As filhas de Dona Teresa e
de Fernão Peres de Trava, chamadas Sancha e Tereza, eram pequeninas e viviam em
Lanhoso desde que dona Tereza morrera, na companhia de Elvira, que fora
encarregue pela falecida regente de tomar conta delas.
A normanda, loira e alta e
com um corpo imponente, não era muito bonita de cara, mas aqueles cabelos
dourados e sobretudo as suas formas polpudas, sempre haviam atraído fortemente
Afonso Henriques.
Mesmo sabendo que ele apenas
a desejava, Elvira aceitava-o com alegria, pois era desprovida de qualquer
sentimento de posse.
De baixo nascimento, o pai
era pescador de trutas nos rios, a normanda não ambicionava mais do que uma
vida tranqui la e sabia perfeitamente
que o príncipe jamais casaria com ela.
Essa sua aceitação serena da
sua condição secundária permitia-lhe, sem qualquer sobressalto de ciúme,
dividir os afectos dele com as outras mulheres, nomeadamente Chamoa.

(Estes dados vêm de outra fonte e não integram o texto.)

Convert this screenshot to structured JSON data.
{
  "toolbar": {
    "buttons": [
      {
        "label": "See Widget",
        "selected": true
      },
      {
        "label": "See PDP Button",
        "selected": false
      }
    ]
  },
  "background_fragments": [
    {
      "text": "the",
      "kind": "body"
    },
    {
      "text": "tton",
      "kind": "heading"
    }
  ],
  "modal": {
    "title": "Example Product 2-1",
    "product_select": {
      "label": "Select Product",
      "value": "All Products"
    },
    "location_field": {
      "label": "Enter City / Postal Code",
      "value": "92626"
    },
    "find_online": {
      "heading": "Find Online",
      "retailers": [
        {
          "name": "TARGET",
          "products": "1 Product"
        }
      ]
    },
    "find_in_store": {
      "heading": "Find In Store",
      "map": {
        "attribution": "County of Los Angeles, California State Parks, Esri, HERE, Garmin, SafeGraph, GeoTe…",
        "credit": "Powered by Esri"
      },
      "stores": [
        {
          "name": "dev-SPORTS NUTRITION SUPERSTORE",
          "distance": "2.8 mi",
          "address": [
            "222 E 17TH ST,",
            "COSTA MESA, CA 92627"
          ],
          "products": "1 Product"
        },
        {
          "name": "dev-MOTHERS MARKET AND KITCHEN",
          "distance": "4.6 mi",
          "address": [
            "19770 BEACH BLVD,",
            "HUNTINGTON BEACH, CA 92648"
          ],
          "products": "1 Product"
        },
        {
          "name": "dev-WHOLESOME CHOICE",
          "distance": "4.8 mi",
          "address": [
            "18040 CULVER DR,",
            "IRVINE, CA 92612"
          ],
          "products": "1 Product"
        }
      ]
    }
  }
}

Conhecedora da forte paixão
de Afonso Henriques pela galega, Elvira sempre o aconselhara a tratá-la melhor
e criticou-o por a ter expulso de Guimarães, mesmo estando ela prenhe de outro.
- Que descaramento! –
indignou-se o príncipe – Venho ter convosco a Lenhoso e dizeres que perdoe a
Chamoa?
Com a bonomia que existia no
seu coração, Elvira limitou-se a sorrir. Aquela humilde dedicada mulher
adorava-o e repetiu-o mais uma vez, mas nunca se iludia sobre a insignificância
nos destinos conturbados do Condado Portucalense.
- Não tendes ciúmes de outra
mulher? – perguntou Afonso Henriques confundido com o desprendimento da moça.
Mais uma vez Elvira sorriu
com suavidade e respondeu:
- A outra sou eu – depois, acrescentou,
dando-lhe a mão com ternura: - Vinde ver vossas irmãs, estão muito crescidas.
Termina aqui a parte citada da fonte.